Ontario’s Electricity Subsidies That Shift Costs to Taxpayers Are Unsustainable: Report

Ontario’s Electricity Subsidies That Shift Costs to Taxpayers Are Unsustainable: Report
Hydro towers are seen over a golf course in Toronto in a file photo. The Canadian Press/Darren Calabrese
Omid Ghoreishi
Updated:
Ontario’s electricity sector has been struggling with increasing system costs for over a decade, but the government’s rate subsidies that shift the costs to taxpayers are unsustainable, according to a new report by the C.D. Howe Institute.

“Power Surge: The Causes of (and Solutions to) Ontario’s Electricity Price Rise Since 2006” found that the heart of the problem is the increases in the cost of supply from high-cost energy contracts being spread over less electricity consumption than what was predicted when the contracts were signed.

With the province seeing lower-than-expected electricity consumption, the staggering cost of those contracts became the greatest problem for Ontario’s electricity system, explained the report published June 15.

“As system costs—particularly in energy generation—have continued to rise, the Ontario government has increasingly turned towards taxpayers to keep total bills down,” it says.

According to the report, the latest estimates from the Ontario Ministry of Finance show the cost of subsidies climbing to $6.5 billion for the 2021–22 fiscal year—which translates to nearly 3.5 percent of total government expenditures.

“To put this number in context, that same budget proposed to spend $5.8 billion on long-term care,” the report says.
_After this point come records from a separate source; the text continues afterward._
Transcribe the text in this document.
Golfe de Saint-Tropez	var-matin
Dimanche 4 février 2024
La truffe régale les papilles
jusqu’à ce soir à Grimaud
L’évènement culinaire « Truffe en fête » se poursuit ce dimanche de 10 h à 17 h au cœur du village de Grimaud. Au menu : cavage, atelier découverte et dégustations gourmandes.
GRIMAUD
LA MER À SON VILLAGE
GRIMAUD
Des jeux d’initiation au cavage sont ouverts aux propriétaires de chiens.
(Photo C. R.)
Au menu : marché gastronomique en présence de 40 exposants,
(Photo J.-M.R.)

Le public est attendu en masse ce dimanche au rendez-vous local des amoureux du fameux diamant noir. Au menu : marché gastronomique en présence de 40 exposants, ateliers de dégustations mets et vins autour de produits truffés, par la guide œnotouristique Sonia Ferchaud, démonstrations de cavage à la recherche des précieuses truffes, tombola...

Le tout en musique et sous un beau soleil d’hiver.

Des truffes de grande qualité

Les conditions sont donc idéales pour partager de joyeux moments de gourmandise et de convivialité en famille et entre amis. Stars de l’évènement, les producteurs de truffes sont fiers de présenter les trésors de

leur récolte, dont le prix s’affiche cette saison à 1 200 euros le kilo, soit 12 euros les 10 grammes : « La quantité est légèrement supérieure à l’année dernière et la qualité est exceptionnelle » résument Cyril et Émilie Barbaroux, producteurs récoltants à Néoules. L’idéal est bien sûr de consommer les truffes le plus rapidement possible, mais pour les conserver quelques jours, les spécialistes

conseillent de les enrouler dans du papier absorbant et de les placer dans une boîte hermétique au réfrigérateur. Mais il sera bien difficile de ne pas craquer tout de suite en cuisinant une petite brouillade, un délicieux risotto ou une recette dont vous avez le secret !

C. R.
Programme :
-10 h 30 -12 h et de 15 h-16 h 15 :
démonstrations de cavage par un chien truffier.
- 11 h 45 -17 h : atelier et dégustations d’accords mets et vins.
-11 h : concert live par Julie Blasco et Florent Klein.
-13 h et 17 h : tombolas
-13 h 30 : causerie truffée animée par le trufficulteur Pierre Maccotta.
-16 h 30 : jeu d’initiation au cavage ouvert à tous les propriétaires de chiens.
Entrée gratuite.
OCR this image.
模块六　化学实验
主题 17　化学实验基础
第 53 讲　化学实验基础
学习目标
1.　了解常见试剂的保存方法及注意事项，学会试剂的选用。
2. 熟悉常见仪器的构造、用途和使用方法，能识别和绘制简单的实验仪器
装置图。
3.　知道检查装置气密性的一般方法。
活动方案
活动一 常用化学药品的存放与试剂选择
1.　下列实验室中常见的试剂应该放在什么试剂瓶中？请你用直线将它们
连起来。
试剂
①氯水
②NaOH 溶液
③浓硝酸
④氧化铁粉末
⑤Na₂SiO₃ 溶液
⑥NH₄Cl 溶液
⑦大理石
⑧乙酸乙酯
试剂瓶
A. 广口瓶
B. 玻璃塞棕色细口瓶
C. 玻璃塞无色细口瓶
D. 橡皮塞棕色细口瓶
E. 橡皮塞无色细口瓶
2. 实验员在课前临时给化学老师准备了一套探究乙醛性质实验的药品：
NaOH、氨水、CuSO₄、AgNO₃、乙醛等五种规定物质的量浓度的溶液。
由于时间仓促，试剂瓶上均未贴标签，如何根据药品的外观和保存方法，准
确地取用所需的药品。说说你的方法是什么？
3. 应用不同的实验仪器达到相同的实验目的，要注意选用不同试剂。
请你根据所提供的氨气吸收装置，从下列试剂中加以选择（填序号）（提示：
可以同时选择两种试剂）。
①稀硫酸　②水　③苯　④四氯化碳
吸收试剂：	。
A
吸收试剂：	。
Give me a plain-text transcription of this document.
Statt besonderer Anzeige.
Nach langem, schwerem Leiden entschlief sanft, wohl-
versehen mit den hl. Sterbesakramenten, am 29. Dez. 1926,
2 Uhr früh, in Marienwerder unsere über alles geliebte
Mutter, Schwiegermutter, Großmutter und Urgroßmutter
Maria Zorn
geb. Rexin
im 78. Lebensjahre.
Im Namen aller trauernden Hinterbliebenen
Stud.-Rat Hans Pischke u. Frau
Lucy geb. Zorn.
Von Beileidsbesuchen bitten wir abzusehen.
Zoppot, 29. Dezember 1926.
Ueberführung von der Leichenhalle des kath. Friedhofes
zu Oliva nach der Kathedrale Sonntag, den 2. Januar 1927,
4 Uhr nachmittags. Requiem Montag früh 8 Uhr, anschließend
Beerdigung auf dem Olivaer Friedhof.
The authors, Benjamin Dachis and Joel Balyk, offered the Ontario government a multi-pronged solution to the problem.

First, electricity price rates should be modified for customers of different consumption scales. For large businesses, the province should revise the current industrial electricity pricing system to provide a market-based “interruptible rate,” which rewards customers who agree to interruptions of supply during peak electricity consumption hours.

For medium-sized consumers, the report said the full cost of energy prices should be set on an hourly basis. Residential customers and small businesses that pay regulated energy rates should be offered a lower-price option and an incentive to reduce electricity use during extreme peak demand hours.

The report recommends that the provincial government empower the Ontario Energy Board—the province’s electricity and natural gas regulator—to oversee electricity procurement decisions, “moving electricity procurement decisions to local buying groups.”

It noted that since the privatization of Hydro One, an electricity transmission and distribution utility in Ontario, the company has successfully lowered its annual cost per customer by $90, mostly through reducing administrative costs.

For other distribution companies to emulate this cost reduction, Ontario should implement tax changes to allow cities to attract outside investors, helping to reduce cost for municipal taxpayers.